Ah, hell. There’s real sadness in her cake eulogy. She’d been working hard on that confection before it all went south with a rogue butterfly. I can’t let her wallow.

I swipe a finger through the sugary mess coating her arm. “You’re right. It did go out in a blaze of glory.” I bring the frosting to my lips for a taste. “It’s fantastic.”

Not the first time I’ve said that about her baking. I’ve tried the caramel chocolate brownies and chocolate chip candy cane cookies Theo’s brought to hockey games. Mabel and I even made raspberry lemon ricotta cupcakes together for the surprise party she threw for him last year. She’s magic with dessert, and her frosting is almost, almost, as good as sex.

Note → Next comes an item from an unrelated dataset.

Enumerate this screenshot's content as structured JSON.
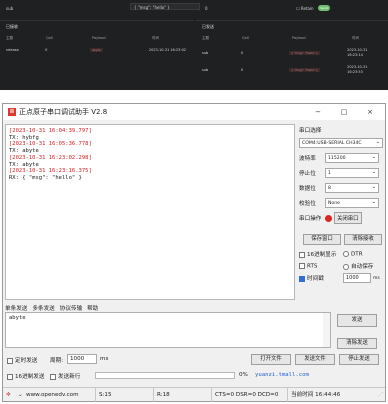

“Thanks,” she says. “The universe giveth and taketh away. Good baker, but a terrible competitor.” She shakes her head in obvious frustration.

“Good thing baking isn’t a—” I’m about to say a competitive sport, but there’s no such thing as a competition-free job. I backpedal. “You can be a great baker without winning fancy competitions. And I bet you’ll start a smash-cake trend. Now let’s get you cleaned up. I’m under strict orders to return you in”—I check my watch—“thirteen minutes now.”

And I’m the kind of guy who follows orders. Well, most of the time.

But when Mabel shifts her gaze to me, her frustration shifts with it. “Look, I appreciate the whole knight-in-shining-armor thing you have going on. It’s on brand and all. But you don’t have to stay. I can clean myself up.”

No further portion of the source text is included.